I still believe that exercise has benefits, but one has to question the difference between a consistent daily modest level of exercise (like 1/2hr - 1 hr) with consistent blood sugars compared against an aggressive exercise program (weight training/running every other day or two) and the variability in blood sugar that comes with it.

The variability in BG comes with an aggressive exercise program when basal insulin rates cannot be varied to go along with your exercise program. That definitely could be the limiting factor for most diabetics. With a pump and CGM, steady BG levels are achieveable as long as there is consistencey with the exercise program.

Ah, there you get to the heart of the matter. Consistency. My life is constantly disrupted. And using MDI makes it even more of a challenge, once you have take your basal injection, that is it.
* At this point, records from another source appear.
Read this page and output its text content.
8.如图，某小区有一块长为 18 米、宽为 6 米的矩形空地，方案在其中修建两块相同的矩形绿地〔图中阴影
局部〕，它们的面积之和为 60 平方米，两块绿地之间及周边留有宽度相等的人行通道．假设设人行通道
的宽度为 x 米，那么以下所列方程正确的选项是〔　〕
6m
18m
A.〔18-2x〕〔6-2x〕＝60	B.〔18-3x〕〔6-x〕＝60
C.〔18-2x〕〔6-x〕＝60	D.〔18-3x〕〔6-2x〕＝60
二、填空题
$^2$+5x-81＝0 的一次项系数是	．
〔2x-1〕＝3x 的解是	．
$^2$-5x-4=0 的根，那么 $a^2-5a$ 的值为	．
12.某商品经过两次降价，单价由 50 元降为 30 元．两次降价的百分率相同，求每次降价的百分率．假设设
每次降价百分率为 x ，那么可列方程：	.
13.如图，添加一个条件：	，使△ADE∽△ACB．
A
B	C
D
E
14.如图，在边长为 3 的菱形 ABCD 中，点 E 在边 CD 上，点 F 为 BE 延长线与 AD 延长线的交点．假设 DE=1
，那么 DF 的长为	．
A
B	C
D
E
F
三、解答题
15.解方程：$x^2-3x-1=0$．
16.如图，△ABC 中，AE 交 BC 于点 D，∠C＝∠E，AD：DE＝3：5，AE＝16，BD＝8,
So maybe what I need to do is force more consistency at least in the days that I workout, even if I can’t be consistent about the intensity.

I exercise at the gym daily and hard, usually around the same time. Just test your BG first and I adjust the basel accordingly, perhaps half to no basel. Be sure to have glucose to cover before driving home. Oh, and I have a pump so I can shut it off if necessary.

I’m type one over 50 years, on a pump for about 8 years.

It’s also harder to be consistent w/ R/N because they are inherently inconsistent. Hopefully you will have compiled enough data for your doctor to hook you up with the good stuff.